Off-track betting is legal but only readily available at the Coeur D’Alene Casino Hotel & Resort in Worley. The establishment offers simulcast racing seven days a week, and its tellers open every morning at 9 am.

You must be at least 18 to place a pari-mutuel wager in Idaho.

Greyhound racing was banned in the state in 1996.

Idaho Poker Games

In 2014, the Coeur D’Alene Casino opened a poker room, but the establishment was immediately sued by the authorities for breaking the law and compact it had signed with the state. The case went all the way to the 9th Circuit Court of Appeals, where the casino lost.

That was the last real effort to open a poker room in Idaho – they remain illegal, as do online poker rooms.


The Idaho Lottery has been around since 1989, with 50% of all net funds raised going to public schools, and the remainder donated to the state’s colleges and universities.
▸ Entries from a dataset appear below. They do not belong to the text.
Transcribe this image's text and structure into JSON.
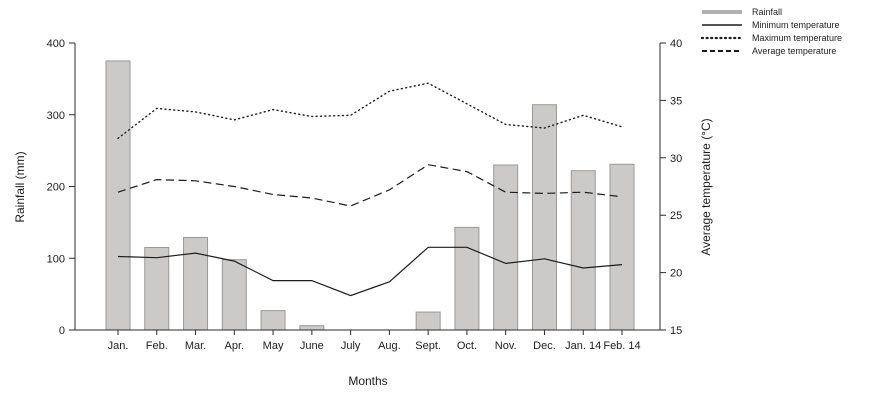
{
  "chart_data": {
    "type": "bar",
    "title": "",
    "xlabel": "Months",
    "ylabel_left": "Rainfall (mm)",
    "ylabel_right": "Average temperature (°C)",
    "categories": [
      "Jan.",
      "Feb.",
      "Mar.",
      "Apr.",
      "May",
      "June",
      "July",
      "Aug.",
      "Sept.",
      "Oct.",
      "Nov.",
      "Dec.",
      "Jan. 14",
      "Feb. 14"
    ],
    "bar_series": {
      "name": "Rainfall",
      "axis": "left",
      "unit": "mm",
      "values": [
        375,
        115,
        129,
        98,
        27,
        6,
        0,
        0,
        25,
        143,
        230,
        314,
        222,
        231
      ]
    },
    "line_series": [
      {
        "name": "Minimum temperature",
        "style": "solid",
        "axis": "right",
        "unit": "°C",
        "values": [
          21.4,
          21.3,
          21.7,
          21.0,
          19.3,
          19.3,
          18.0,
          19.2,
          22.2,
          22.2,
          20.8,
          21.2,
          20.4,
          20.7
        ]
      },
      {
        "name": "Maximum temperature",
        "style": "dotted",
        "axis": "right",
        "unit": "°C",
        "values": [
          31.7,
          34.3,
          34.0,
          33.3,
          34.2,
          33.6,
          33.7,
          35.8,
          36.5,
          34.7,
          32.9,
          32.6,
          33.7,
          32.7
        ]
      },
      {
        "name": "Average temperature",
        "style": "dashed",
        "axis": "right",
        "unit": "°C",
        "values": [
          27.0,
          28.1,
          28.0,
          27.5,
          26.8,
          26.5,
          25.8,
          27.2,
          29.4,
          28.8,
          27.0,
          26.9,
          27.0,
          26.6
        ]
      }
    ],
    "left_axis": {
      "min": 0,
      "max": 400,
      "ticks": [
        0,
        100,
        200,
        300,
        400
      ]
    },
    "right_axis": {
      "min": 15,
      "max": 40,
      "ticks": [
        15,
        20,
        25,
        30,
        35,
        40
      ]
    },
    "grid": false,
    "legend_position": "top-right"
  },
  "colors": {
    "bar_fill": "#cbcac8",
    "bar_stroke": "#9a9996",
    "line": "#1c1c1c",
    "legend_rainfall": "#b1b0ae",
    "axis": "#2b2b2b",
    "background": "#ffffff"
  }
}
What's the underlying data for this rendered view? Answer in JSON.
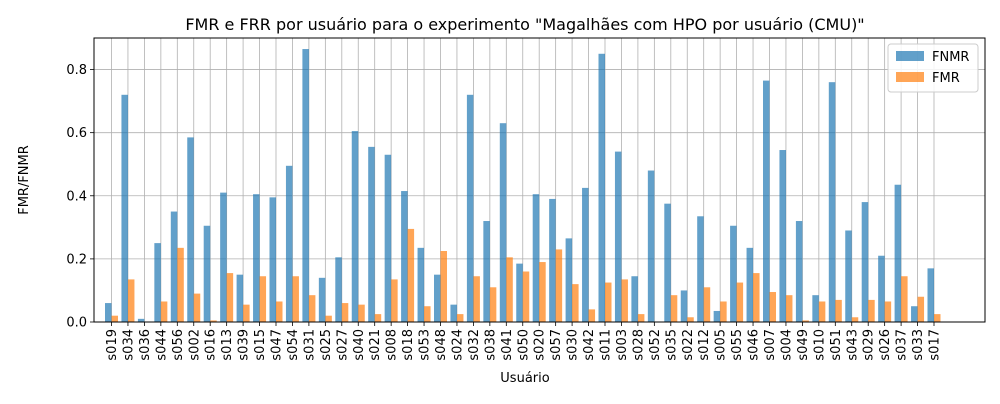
{
  "chart_data": {
    "type": "bar",
    "title": "FMR e FRR por usuário para o experimento \"Magalhães com HPO por usuário (CMU)\"",
    "xlabel": "Usuário",
    "ylabel": "FMR/FNMR",
    "ylim": [
      0,
      0.9
    ],
    "yticks": [
      "0.0",
      "0.2",
      "0.4",
      "0.6",
      "0.8"
    ],
    "grid": true,
    "legend_position": "top-right",
    "categories": [
      "s019",
      "s034",
      "s036",
      "s044",
      "s056",
      "s002",
      "s016",
      "s013",
      "s039",
      "s015",
      "s047",
      "s054",
      "s031",
      "s025",
      "s027",
      "s040",
      "s021",
      "s008",
      "s018",
      "s053",
      "s048",
      "s024",
      "s032",
      "s038",
      "s041",
      "s050",
      "s020",
      "s057",
      "s030",
      "s042",
      "s011",
      "s003",
      "s028",
      "s052",
      "s035",
      "s022",
      "s012",
      "s005",
      "s055",
      "s046",
      "s007",
      "s004",
      "s049",
      "s010",
      "s051",
      "s043",
      "s029",
      "s026",
      "s037",
      "s033",
      "s017"
    ],
    "series": [
      {
        "name": "FNMR",
        "color": "#1f77b4",
        "values": [
          0.06,
          0.72,
          0.01,
          0.25,
          0.35,
          0.585,
          0.305,
          0.41,
          0.15,
          0.405,
          0.395,
          0.495,
          0.865,
          0.14,
          0.205,
          0.605,
          0.555,
          0.53,
          0.415,
          0.235,
          0.15,
          0.055,
          0.72,
          0.32,
          0.63,
          0.185,
          0.405,
          0.39,
          0.265,
          0.425,
          0.85,
          0.54,
          0.145,
          0.48,
          0.375,
          0.1,
          0.335,
          0.035,
          0.305,
          0.235,
          0.765,
          0.545,
          0.32,
          0.085,
          0.76,
          0.29,
          0.38,
          0.21,
          0.435,
          0.05,
          0.17
        ]
      },
      {
        "name": "FMR",
        "color": "#ff7f0e",
        "values": [
          0.02,
          0.135,
          0.0,
          0.065,
          0.235,
          0.09,
          0.005,
          0.155,
          0.055,
          0.145,
          0.065,
          0.145,
          0.085,
          0.02,
          0.06,
          0.055,
          0.025,
          0.135,
          0.295,
          0.05,
          0.225,
          0.025,
          0.145,
          0.11,
          0.205,
          0.16,
          0.19,
          0.23,
          0.12,
          0.04,
          0.125,
          0.135,
          0.025,
          0.0,
          0.085,
          0.015,
          0.11,
          0.065,
          0.125,
          0.155,
          0.095,
          0.085,
          0.005,
          0.065,
          0.07,
          0.015,
          0.07,
          0.065,
          0.145,
          0.08,
          0.025
        ]
      }
    ]
  }
}
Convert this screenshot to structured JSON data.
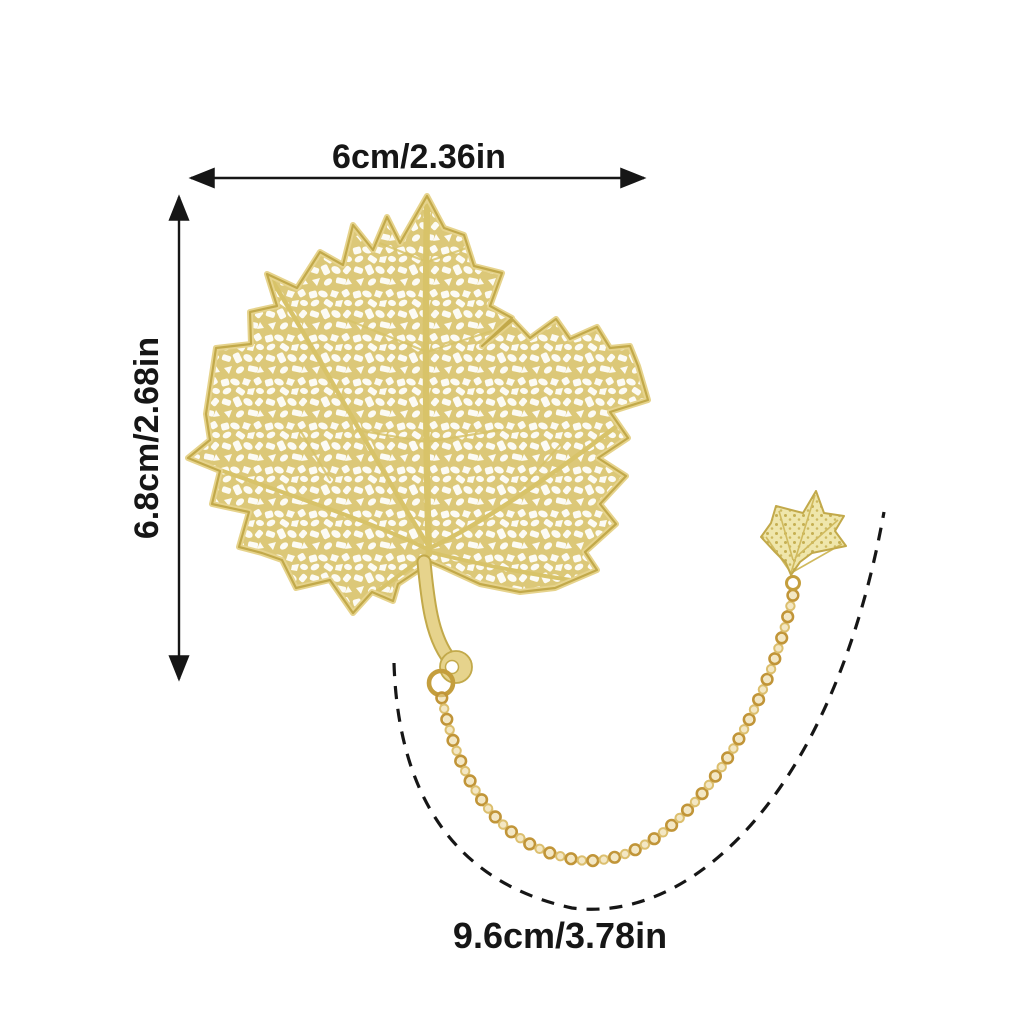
{
  "diagram": {
    "subject": "gold hollow maple leaf bookmark with link chain and ivy leaf charm",
    "annotations": {
      "width_label": "6cm/2.36in",
      "height_label": "6.8cm/2.68in",
      "chain_length_label": "9.6cm/3.78in"
    },
    "colors": {
      "background": "#ffffff",
      "annotation_ink": "#161616",
      "leaf_gold_base": "#dcc878",
      "leaf_gold_light": "#e6d38c",
      "leaf_gold_dark": "#c2a94a",
      "vein_gold": "#d8c369",
      "chain_gold": "#c19538",
      "chain_gold_light": "#dcbf6e"
    }
  }
}
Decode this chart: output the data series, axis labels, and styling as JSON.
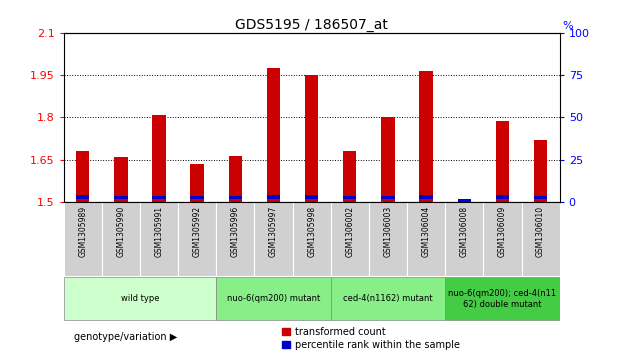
{
  "title": "GDS5195 / 186507_at",
  "samples": [
    "GSM1305989",
    "GSM1305990",
    "GSM1305991",
    "GSM1305992",
    "GSM1305996",
    "GSM1305997",
    "GSM1305998",
    "GSM1306002",
    "GSM1306003",
    "GSM1306004",
    "GSM1306008",
    "GSM1306009",
    "GSM1306010"
  ],
  "red_values": [
    1.68,
    1.66,
    1.81,
    1.635,
    1.665,
    1.975,
    1.95,
    1.68,
    1.8,
    1.965,
    1.51,
    1.787,
    1.72
  ],
  "blue_heights": [
    0.012,
    0.01,
    0.01,
    0.01,
    0.011,
    0.012,
    0.012,
    0.01,
    0.011,
    0.013,
    0.008,
    0.012,
    0.011
  ],
  "blue_bottoms": [
    1.512,
    1.512,
    1.512,
    1.512,
    1.512,
    1.512,
    1.512,
    1.512,
    1.512,
    1.512,
    1.502,
    1.512,
    1.512
  ],
  "y_min": 1.5,
  "y_max": 2.1,
  "y_ticks_left": [
    1.5,
    1.65,
    1.8,
    1.95,
    2.1
  ],
  "y_ticks_right": [
    0,
    25,
    50,
    75,
    100
  ],
  "groups": [
    {
      "label": "wild type",
      "start": 0,
      "end": 4
    },
    {
      "label": "nuo-6(qm200) mutant",
      "start": 4,
      "end": 7
    },
    {
      "label": "ced-4(n1162) mutant",
      "start": 7,
      "end": 10
    },
    {
      "label": "nuo-6(qm200); ced-4(n11\n62) double mutant",
      "start": 10,
      "end": 13
    }
  ],
  "group_colors": [
    "#ccffcc",
    "#88ee88",
    "#88ee88",
    "#44cc44"
  ],
  "bar_width": 0.35,
  "bar_color_red": "#cc0000",
  "bar_color_blue": "#0000cc",
  "legend_red": "transformed count",
  "legend_blue": "percentile rank within the sample",
  "genotype_label": "genotype/variation",
  "xtick_bg": "#d0d0d0",
  "group_separator_color": "#aaaaaa"
}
The lottery offers scratch-off tickets and insta-play games, as well as the following draw games:

  • Pick 3
  • Idaho Cash
  • Weekly Grand
  • Lucky for Life (multi-state)
  • Lotto America (multi-state)
  • Mega Millions (multi-state)
  • Powerball (multi-state)

For prizes of $5,000 or more, taxes are withheld at a federal rate of 24% and a state rate of 6.925%. Winnings must be claimed within 180 days of the drawing.

You must be at least 18 years old to purchase a lottery ticket at one of the 1,200+ authorized retailers.


Along with the bingo halls located at several tribal casinos in Idaho, there is a charitable exception for authorized non-profit organizations that apply for a license from the state. License holders must adhere to the following rules:

  • No more than three bingo sessions may be held each week
  • Each bingo session must be shorter than eight hours
  • If the prize awarded is $25 or greater in value, all players must be at least 18 years old
  • At least 20% of revenue must be used for charitable purposes, and no more than 18% can be used for administrative costs

There are 30 bingo halls situated in the state of Idaho.